片山さつき財務大臣はアンソロピックの新型AIモデル「クロード・ミトス(Mythos)」のリスクに関する認識共有を目的として、4月24日に三菱UFJフィナンシャル・グループ、三井住友フィナンシャルグループ、みずほフィナンシャルグループの幹部らと会合を開く予定だと明らかにした。ブルームバーグなどが報じた。
日銀の植田和男総裁、全国銀行協会の加藤勝彦会長、日本取引所グループの山道裕己CEOの出席も調整されており、会合は金融庁側から呼びかけたものだという。
ブルームバーグによると、片山大臣は世界的に広がるAIリスクへの懸念を認め、金融界との対話に乗り出す意欲を示した。大臣が国際社会で浮上している問題を共有したいと強調する一方、AIエンジニアの知見を持つ新興政党「チームみらい」の安野貴博党首も、政府が把握するリスク情報の積極的な提供と交換を要求。ミトスの脅威を前に、与野党や官民の枠を超えて足並みを揃え、リスク認識を一致させる動きが加速している。
ミトスは、アンソロピックが4月7日に発表した次世代AIモデルで、あらゆる主要なOSやウェブブラウザの脆弱性を識別・悪用できる極めて高い能力を持つとされる。アンソロピックのセキュリティチームは、27年前から存在していたOpenBSDのゼロデイ脆弱性や通常の自動テストでは検出不可能なビデオライブラリの欠陥をミトスが特定した事実を公表しており、サイバー攻撃への重大な悪用が懸念されることから提供先を限定している。
会合が設定された背景には、国際的な警戒の広がりがある。米国ではベッセント財務長官とパウエルFRB議長が先週、ゴールドマン・サックスやモルガン・スタンレーなどウォール街の幹部を財務省本部に招集し、ミトスがもたらすシステミック・リスクへの対応を協議した。。

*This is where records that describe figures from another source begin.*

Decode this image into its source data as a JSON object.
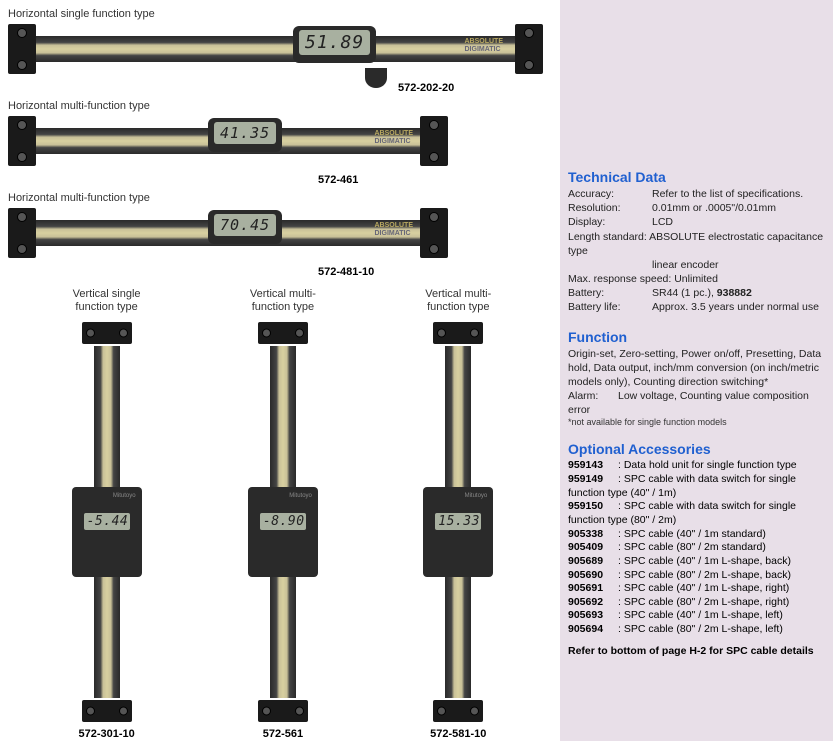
{
  "horizontals": [
    {
      "heading": "Horizontal single function type",
      "lcd": "51.89",
      "model": "572-202-20",
      "brand": "ABSOLUTE",
      "sub": "DIGIMATIC"
    },
    {
      "heading": "Horizontal multi-function type",
      "lcd": "41.35",
      "model": "572-461",
      "brand": "ABSOLUTE",
      "sub": "DIGIMATIC"
    },
    {
      "heading": "Horizontal multi-function type",
      "lcd": "70.45",
      "model": "572-481-10",
      "brand": "ABSOLUTE",
      "sub": "DIGIMATIC"
    }
  ],
  "verticals": [
    {
      "label": "Vertical single\nfunction type",
      "lcd": "-5.44",
      "model": "572-301-10"
    },
    {
      "label": "Vertical multi-\nfunction type",
      "lcd": "-8.90",
      "model": "572-561"
    },
    {
      "label": "Vertical multi-\nfunction type",
      "lcd": "15.33",
      "model": "572-581-10"
    }
  ],
  "tech": {
    "title": "Technical Data",
    "rows": [
      {
        "k": "Accuracy:",
        "v": "Refer to the list of specifications."
      },
      {
        "k": "Resolution:",
        "v": "0.01mm or .0005\"/0.01mm"
      },
      {
        "k": "Display:",
        "v": "LCD"
      }
    ],
    "length_standard": "Length standard: ABSOLUTE electrostatic capacitance type",
    "length_sub": "linear encoder",
    "max_response": "Max. response speed: Unlimited",
    "battery_k": "Battery:",
    "battery_v": "SR44 (1 pc.),",
    "battery_pn": "938882",
    "life_k": "Battery life:",
    "life_v": "Approx. 3.5 years under normal use"
  },
  "func": {
    "title": "Function",
    "body": "Origin-set, Zero-setting, Power on/off, Presetting, Data hold, Data output, inch/mm conversion (on inch/metric models only), Counting direction switching*",
    "alarm_k": "Alarm:",
    "alarm_v": "Low voltage, Counting value composition error",
    "note": "*not available for single function models"
  },
  "acc": {
    "title": "Optional Accessories",
    "rows": [
      {
        "no": "959143",
        "d": "Data hold unit for single function type"
      },
      {
        "no": "959149",
        "d": "SPC cable with data switch for single function type (40\" / 1m)"
      },
      {
        "no": "959150",
        "d": "SPC cable with data switch for single function type (80\" / 2m)"
      },
      {
        "no": "905338",
        "d": "SPC cable (40\" / 1m standard)"
      },
      {
        "no": "905409",
        "d": "SPC cable (80\" / 2m standard)"
      },
      {
        "no": "905689",
        "d": "SPC cable (40\" / 1m L-shape, back)"
      },
      {
        "no": "905690",
        "d": "SPC cable (80\" / 2m L-shape, back)"
      },
      {
        "no": "905691",
        "d": "SPC cable (40\" / 1m L-shape, right)"
      },
      {
        "no": "905692",
        "d": "SPC cable (80\" / 2m L-shape, right)"
      },
      {
        "no": "905693",
        "d": "SPC cable (40\" / 1m L-shape, left)"
      },
      {
        "no": "905694",
        "d": "SPC cable (80\" / 2m L-shape, left)"
      }
    ],
    "refer": "Refer to bottom of page H-2 for SPC cable details"
  }
}
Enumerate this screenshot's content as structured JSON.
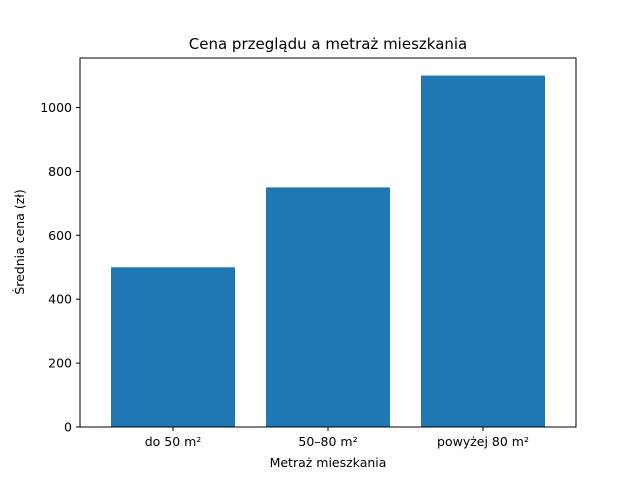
{
  "chart_data": {
    "type": "bar",
    "title": "Cena przeglądu a metraż mieszkania",
    "xlabel": "Metraż mieszkania",
    "ylabel": "Średnia cena (zł)",
    "categories": [
      "do 50 m²",
      "50–80 m²",
      "powyżej 80 m²"
    ],
    "values": [
      500,
      750,
      1100
    ],
    "ylim": [
      0,
      1155
    ],
    "yticks": [
      0,
      200,
      400,
      600,
      800,
      1000
    ],
    "ytick_labels": [
      "0",
      "200",
      "400",
      "600",
      "800",
      "1000"
    ],
    "bar_color": "#1f77b4",
    "grid": false,
    "legend": null
  }
}
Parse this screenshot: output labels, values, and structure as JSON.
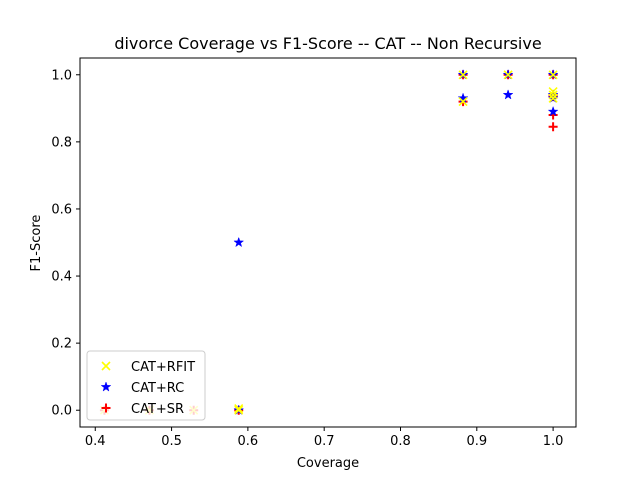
{
  "chart_data": {
    "type": "scatter",
    "title": "divorce Coverage vs F1-Score -- CAT -- Non Recursive",
    "xlabel": "Coverage",
    "ylabel": "F1-Score",
    "xlim": [
      0.38,
      1.03
    ],
    "ylim": [
      -0.05,
      1.05
    ],
    "xticks": [
      "0.4",
      "0.5",
      "0.6",
      "0.7",
      "0.8",
      "0.9",
      "1.0"
    ],
    "yticks": [
      "0.0",
      "0.2",
      "0.4",
      "0.6",
      "0.8",
      "1.0"
    ],
    "grid": false,
    "legend_position": "lower-left",
    "series": [
      {
        "name": "CAT+RFIT",
        "color": "#ffff00",
        "marker": "x",
        "points": [
          [
            0.412,
            0.0
          ],
          [
            0.471,
            0.0
          ],
          [
            0.529,
            0.0
          ],
          [
            0.588,
            0.0
          ],
          [
            0.588,
            0.005
          ],
          [
            0.882,
            0.92
          ],
          [
            0.882,
            1.0
          ],
          [
            0.941,
            1.0
          ],
          [
            1.0,
            1.0
          ],
          [
            1.0,
            0.95
          ],
          [
            1.0,
            0.94
          ],
          [
            1.0,
            0.93
          ]
        ]
      },
      {
        "name": "CAT+RC",
        "color": "#0000ff",
        "marker": "star",
        "points": [
          [
            0.588,
            0.5
          ],
          [
            0.588,
            0.0
          ],
          [
            0.882,
            1.0
          ],
          [
            0.882,
            0.93
          ],
          [
            0.941,
            1.0
          ],
          [
            0.941,
            0.94
          ],
          [
            1.0,
            1.0
          ],
          [
            1.0,
            0.94
          ],
          [
            1.0,
            0.93
          ],
          [
            1.0,
            0.89
          ]
        ]
      },
      {
        "name": "CAT+SR",
        "color": "#ff0000",
        "marker": "plus",
        "points": [
          [
            0.412,
            0.0
          ],
          [
            0.471,
            0.0
          ],
          [
            0.529,
            0.0
          ],
          [
            0.588,
            0.0
          ],
          [
            0.882,
            1.0
          ],
          [
            0.882,
            0.92
          ],
          [
            0.941,
            1.0
          ],
          [
            1.0,
            1.0
          ],
          [
            1.0,
            0.94
          ],
          [
            1.0,
            0.935
          ],
          [
            1.0,
            0.88
          ],
          [
            1.0,
            0.845
          ]
        ]
      }
    ]
  }
}
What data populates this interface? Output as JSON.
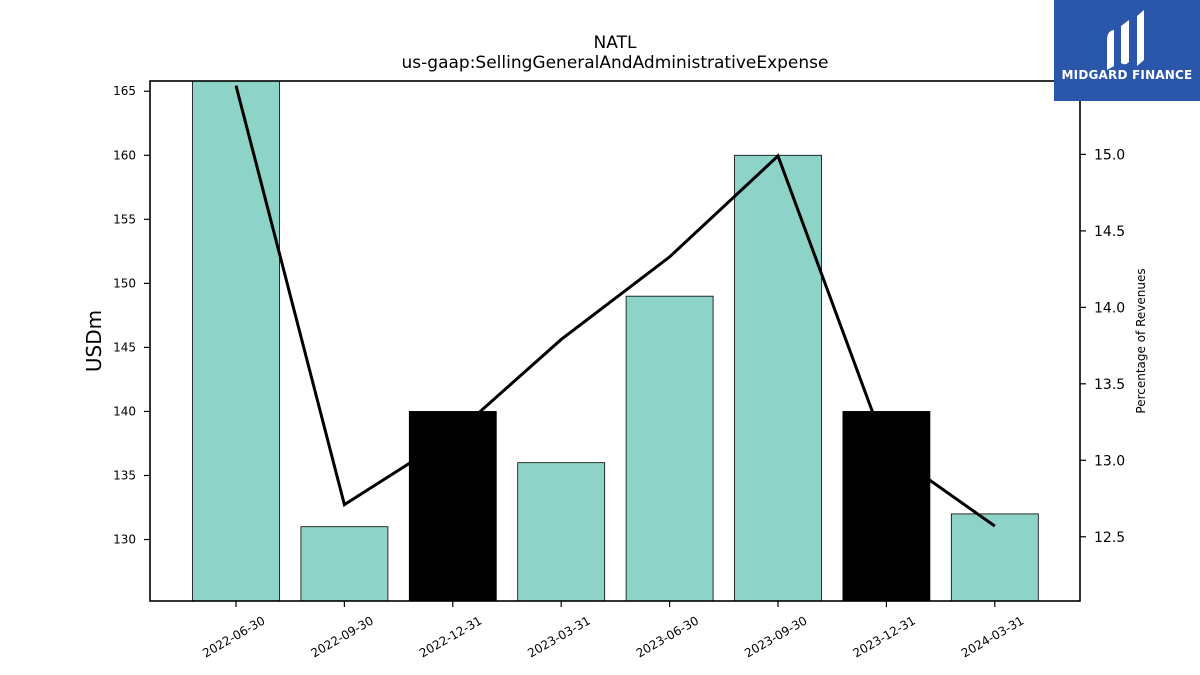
{
  "chart_data": {
    "type": "bar",
    "title": "NATL",
    "subtitle": "us-gaap:SellingGeneralAndAdministrativeExpense",
    "ylabel": "USDm",
    "y2label": "Percentage of Revenues",
    "categories": [
      "2022-06-30",
      "2022-09-30",
      "2022-12-31",
      "2023-03-31",
      "2023-06-30",
      "2023-09-30",
      "2023-12-31",
      "2024-03-31"
    ],
    "series": [
      {
        "axis": "left",
        "values": [
          166,
          131,
          140,
          136,
          149,
          160,
          140,
          132
        ],
        "bar_colors": [
          "#8dd3c7",
          "#8dd3c7",
          "#000000",
          "#8dd3c7",
          "#8dd3c7",
          "#8dd3c7",
          "#000000",
          "#8dd3c7"
        ]
      },
      {
        "type": "line",
        "axis": "right",
        "values": [
          15.45,
          12.71,
          13.16,
          13.79,
          14.33,
          14.99,
          13.07,
          12.57
        ],
        "color": "#000000"
      }
    ],
    "ylim": [
      125.2,
      165.8
    ],
    "y2lim": [
      12.08,
      15.48
    ],
    "yticks": [
      130,
      135,
      140,
      145,
      150,
      155,
      160,
      165
    ],
    "y2ticks": [
      "12.5",
      "13.0",
      "13.5",
      "14.0",
      "14.5",
      "15.0"
    ],
    "grid": false
  },
  "logo": {
    "text": "MIDGARD FINANCE",
    "background": "#2b57ab"
  }
}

日本でも自民党が今月20日に国家サイバーセキュリティ戦略本部などの緊急会議を開き、内閣官房や金融庁に連携した対策を求めていた。
ブルームバーグによると、三菱UFJ銀行の大沢正和頭取は先週「サイバーセキュリティーリスクは金融機関のトップリスクの一つ」と明言しており、ミトスへの警戒感は国内メガバンクにも広がっている。
アンソロピックはマイクロソフトやアップルらも参加するサイバーセキュリティ組織「プロジェクト・グラスウィング」を設立し、防御体制の構築を進めている。JPモルガン・チェースをはじめとする海外メガバンク各行も既にミトスの内密なテストを開始しているとされる。
今後の注視点は3つだ。第一に、24日の会合で金融庁と3メガ銀がミトスのような脅威的なAIモデルへの具体的な対応策としてどのような方針を打ち出すか。第二に、アンソロピックが一般公開を保留しているミトスの限定提供が金融機関へどのように拡大するかどうか。第三に、日米当局が連携してAIによるサイバーリスクへの国際的な規制枠組みの構築に向かうかどうかが、金融システムの安定性を左右する論点となる。